Explanation: To begin, empty all of the current stack’s elements into the temporary stack, then push the necessary element and empty the temporary stack’s elements into the original stack. As a result, it takes 10+10+1+11+11=43 seconds.
8. A double-ended queue supports operations like adding and removing items from both the sides of the queue. They support four operations like addFront(adding item to top of the queue), addRear(adding item to the bottom of the queue), removeFront(removing item from the top of the queue) and removeRear(removing item from the bottom of the queue). You are given only stacks to implement this data structure. You can implement only push and pop operations. What’s the time complexity of performing addFront and addRear? (Assume ‘m’ to be the size of the stack and ‘n’ to be the number of elements)
A) O(m) and O(n)
B) O(1) and O(n)
C) O(n) and O(1)
D) O(n) and O(m)
Explanation: addFront is nothing more than a standard push process. The operation of pushing is of O. (1). AddRear, on the other hand, is O(n) because it requires two push(pop()) operations on all stack elements.
9. Consider you have an array of some random size. You need to perform dequeue operation. You can perform it using stack operation (push and pop) or using queue operations itself (enQueue and Dequeue). The output is guaranteed to be same. Find some differences?
a) They will have different time complexities
b) The memory used will not be different
c) There are chances that output might be different
d) No differences
Explanation: To perform operations like Dequeue using stack operations, you must empty all of the elements from the current stack and transfer them into the next stack, resulting in an O(number of elements) complexity, while the time complexity of the dequeue operation is O(number of elements) (1). There is also a need for an additional stack. As a result, more memory is needed.
10. A Double-ended queue supports operations such as adding and removing items from both the sides of the queue. They support four operations like addFront(adding item to top of the queue), addRear(adding item to the bottom of the queue), removeFront(removing item from the top of the queue) and removeRear(removing item from the bottom of the queue). You are given only stacks to implement this data structure. You can implement only push and pop operations. What are the total number of stacks required for this operation?(you can reuse the stack)
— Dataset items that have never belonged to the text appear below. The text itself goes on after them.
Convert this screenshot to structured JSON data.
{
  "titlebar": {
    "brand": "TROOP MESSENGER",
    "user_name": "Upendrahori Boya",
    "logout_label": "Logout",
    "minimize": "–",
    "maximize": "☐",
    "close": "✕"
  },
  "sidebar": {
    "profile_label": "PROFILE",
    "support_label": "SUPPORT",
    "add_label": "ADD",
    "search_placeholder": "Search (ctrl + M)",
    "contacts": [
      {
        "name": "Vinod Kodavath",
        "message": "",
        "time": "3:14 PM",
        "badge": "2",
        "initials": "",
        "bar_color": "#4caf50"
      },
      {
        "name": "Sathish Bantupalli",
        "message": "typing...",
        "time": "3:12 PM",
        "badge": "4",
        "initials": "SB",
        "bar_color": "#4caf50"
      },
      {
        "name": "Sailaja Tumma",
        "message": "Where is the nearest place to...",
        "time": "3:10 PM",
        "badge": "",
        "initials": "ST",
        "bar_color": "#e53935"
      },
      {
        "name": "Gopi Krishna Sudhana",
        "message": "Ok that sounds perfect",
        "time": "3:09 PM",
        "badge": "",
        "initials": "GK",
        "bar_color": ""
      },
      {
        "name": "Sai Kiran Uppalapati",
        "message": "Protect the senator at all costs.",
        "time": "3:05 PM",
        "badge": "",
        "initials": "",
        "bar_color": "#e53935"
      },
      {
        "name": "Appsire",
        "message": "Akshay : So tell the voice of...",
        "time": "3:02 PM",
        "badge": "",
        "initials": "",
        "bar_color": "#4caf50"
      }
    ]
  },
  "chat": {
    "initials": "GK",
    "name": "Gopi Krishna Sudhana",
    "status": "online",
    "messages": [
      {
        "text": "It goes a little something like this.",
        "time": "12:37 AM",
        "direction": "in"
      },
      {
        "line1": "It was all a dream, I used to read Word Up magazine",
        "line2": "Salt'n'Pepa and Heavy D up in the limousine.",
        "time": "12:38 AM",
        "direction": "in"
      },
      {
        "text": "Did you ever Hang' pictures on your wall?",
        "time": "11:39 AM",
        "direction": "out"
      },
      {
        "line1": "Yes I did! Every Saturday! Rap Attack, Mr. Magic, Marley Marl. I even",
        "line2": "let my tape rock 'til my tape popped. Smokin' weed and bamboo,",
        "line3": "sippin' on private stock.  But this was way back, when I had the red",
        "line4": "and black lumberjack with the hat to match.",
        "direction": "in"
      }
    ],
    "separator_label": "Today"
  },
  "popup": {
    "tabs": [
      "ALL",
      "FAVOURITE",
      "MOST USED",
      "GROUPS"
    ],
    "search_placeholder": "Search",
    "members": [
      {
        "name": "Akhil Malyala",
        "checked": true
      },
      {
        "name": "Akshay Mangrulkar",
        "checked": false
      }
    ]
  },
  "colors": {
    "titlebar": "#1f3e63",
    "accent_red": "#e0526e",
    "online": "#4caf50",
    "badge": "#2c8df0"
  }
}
Explanation: Push and pop (adding and removing elements from the top of the stack) are supported in the addFront and removeFront operations, but to perform addRear and removeRear, you must first pop each element from the current stack and push it into another stack, then push or pop the element as per the asked operation from this stack, and finally pop elements from this stack to the top of the stack.
The task is to implement a queue using instances of the stack data structure and operations on them, given a stack data structure with push and pop operations. Two stacks can be used to build a queue. Let’s name the queue to be implemented q, and the stacks that will be used to implement it stack1 and stack2. Stacks of them. Queues are inevitable. The LIFO principle governs stacks, which means that the element inserted last is the first to emerge from the list. Queues work on the first-in, first-out (FIFO) principle, which means that the element added first is the first to be removed from the queue.